C’è l’accordo, Pininfarina passa all’indiana Mahindra
Ceduto un pezzo di storia del design italiano capace di conquistare il mondo
«Immagino un futuro in cui l’auto avrà sempre un suo ruolo. Sono le nostre radici, ma la Pininfarina sarà sempre un designer globale». Così Paolo Pininfarina presenta l’accordo tra il gruppo indiano Mahindra&Mahindra e Pincar, azionista di controllo della storica società italiana attiva nell’automotive design. «Questa firma- aggiunge - ci può dare opportunità di sviluppo anche in quei mercati dell’Asia di cui non è stato sfruttato ancora il potenziale». Le negoziazioni con il più grande produttore indiano di veicoli sportivi erano in corso da mesi (le prime indiscrezioni risalgono a marzo di quest’anno) e l’accordo ha portato al passaggio di mano al colosso asiatico dello storico gruppo del Made in Italy fondato a Torino nel 1930.
In borsa chiusura in deciso calo per il titolo che ha perso in un’ora di negoziazione il 68,8% del proprio valore precipitando dai 4,2 euro di venerdì scorso agli attuali 1,31 euro. A pesare è il prezzo dell’offerta di Mahindra a 1,1 euro, verso cui il titolo si andrà ad allineare nei prossimi giorni.
«Il brand Pininfarina, un marchio molto iconico come Fiat, Ferrari e Vespa resta italiano , ma arriverà a livello globale grazie a Mahindra». Così CP Gurnani, ceo di TechMahindra, la divisione del gruppo Mahindra che acquisterà Pininfarina. «Il marchio potrà essere presente in altri settori come l’aerospace, l’engineering e l’immobliare. Festeggeremo i 100 anni», ha affermato Gurnani.
Mahindra acquisterà da Pincar il 76% del capitale di Pininfarina, al prezzo di 1,10 euro per azione. Successivamente lancerà un’Opa sul titolo in Borsa allo stesso prezzo. Il controvalore complessivo dell’operazione ammonta a circa 25 milioni di euro. A cui si sommeranno altri 20 milioni di euro mediante un aumento di capitale in Pininfarina entro il 2016.
L’accordo prevede le dimissioni dell’attuale Cda al momento del closing.
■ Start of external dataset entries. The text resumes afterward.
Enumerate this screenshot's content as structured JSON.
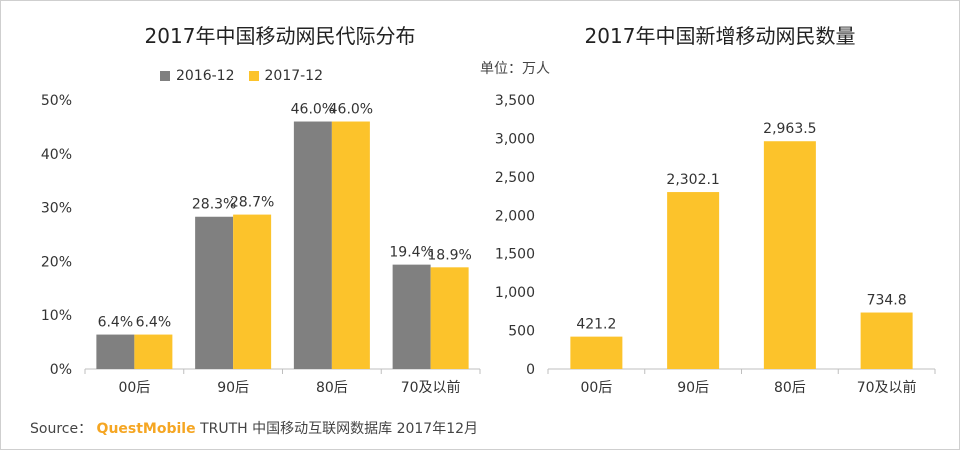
{
  "chart_data": [
    {
      "type": "bar",
      "title": "2017年中国移动网民代际分布",
      "categories": [
        "00后",
        "90后",
        "80后",
        "70及以前"
      ],
      "series": [
        {
          "name": "2016-12",
          "values": [
            6.4,
            28.3,
            46.0,
            19.4
          ],
          "labels": [
            "6.4%",
            "28.3%",
            "46.0%",
            "19.4%"
          ],
          "color": "#808080"
        },
        {
          "name": "2017-12",
          "values": [
            6.4,
            28.7,
            46.0,
            18.9
          ],
          "labels": [
            "6.4%",
            "28.7%",
            "46.0%",
            "18.9%"
          ],
          "color": "#fcc32b"
        }
      ],
      "ylim": [
        0,
        50
      ],
      "yticks": [
        "0%",
        "10%",
        "20%",
        "30%",
        "40%",
        "50%"
      ],
      "legend": "top"
    },
    {
      "type": "bar",
      "title": "2017年中国新增移动网民数量",
      "unit": "单位：万人",
      "categories": [
        "00后",
        "90后",
        "80后",
        "70及以前"
      ],
      "series": [
        {
          "values": [
            421.2,
            2302.1,
            2963.5,
            734.8
          ],
          "labels": [
            "421.2",
            "2,302.1",
            "2,963.5",
            "734.8"
          ],
          "color": "#fcc32b"
        }
      ],
      "ylim": [
        0,
        3500
      ],
      "yticks": [
        "0",
        "500",
        "1,000",
        "1,500",
        "2,000",
        "2,500",
        "3,000",
        "3,500"
      ]
    }
  ],
  "source": {
    "prefix": "Source：",
    "brand": "QuestMobile",
    "text": "TRUTH 中国移动互联网数据库 2017年12月"
  }
}
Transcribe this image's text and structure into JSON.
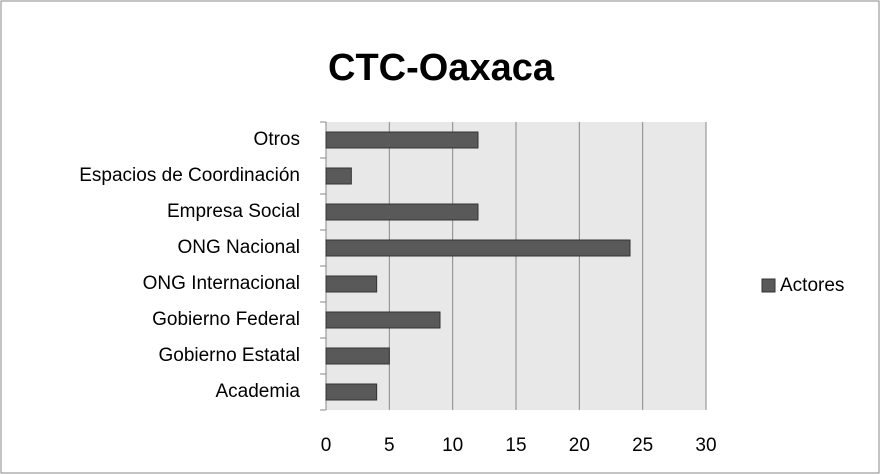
{
  "chart_data": {
    "type": "bar",
    "orientation": "horizontal",
    "title": "CTC-Oaxaca",
    "categories": [
      "Otros",
      "Espacios de Coordinación",
      "Empresa Social",
      "ONG Nacional",
      "ONG Internacional",
      "Gobierno Federal",
      "Gobierno Estatal",
      "Academia"
    ],
    "series": [
      {
        "name": "Actores",
        "color": "#595959",
        "values": [
          12,
          2,
          12,
          24,
          4,
          9,
          5,
          4
        ]
      }
    ],
    "xlim": [
      0,
      30
    ],
    "xticks": [
      0,
      5,
      10,
      15,
      20,
      25,
      30
    ],
    "grid": true,
    "legend": "right"
  }
}
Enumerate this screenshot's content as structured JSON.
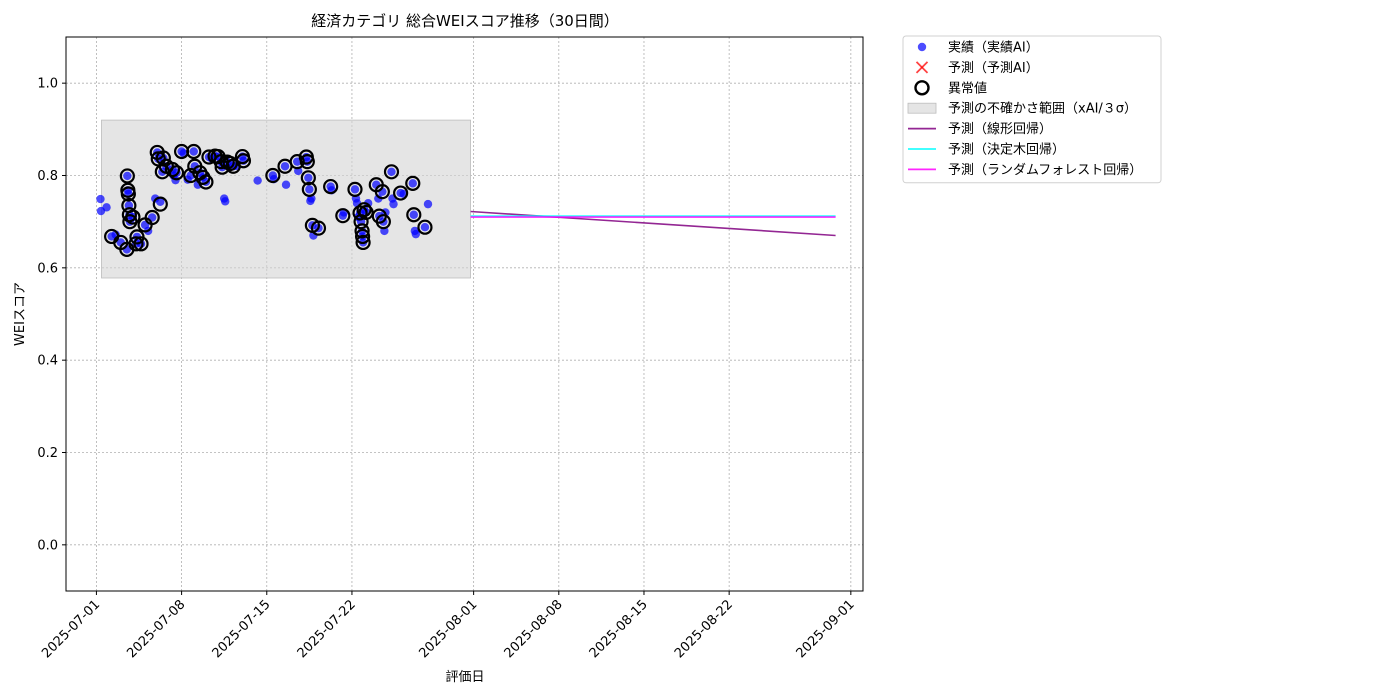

Contestualmente alla firma dell’intesa sono stati conclusi l’accordo di ristrutturazione dei debiti di Pininfarina, che prevede che l’indebitamento finanziario delle banche sarà ripagato dal 2017 con un tasso di interesse che resterà invariato allo 0,25% su base annua.
Tutti i soci della famiglia Pininfarina, della catena di controllo di Pincar, il consiglio di amministrazione e il collegio sindacale dell’azienda hanno approvato l’operazione «prendendo atto con soddisfazione del raggiungimento di questi importanti accordi per la continuità aziendale e lo sviluppo di Pininfarina nella continuità della tradizione e dei valori che hanno fatto della società un leader nel mondo del design e creatività industriale italiana».
Nella seduta di venerdì il titolo aveva fatto uno scivolone (-9% a 4 euro) per i timori legati alla liquidazione della holding Pincar. La società aveva poi precisato che le trattative con Mahindra andavano avanti. Pininfarina collabora già con Mahindra allo sviluppo dei suoi SUV e ha lavorato, in particolare, sul nuovo modello compatto denominato TUV300.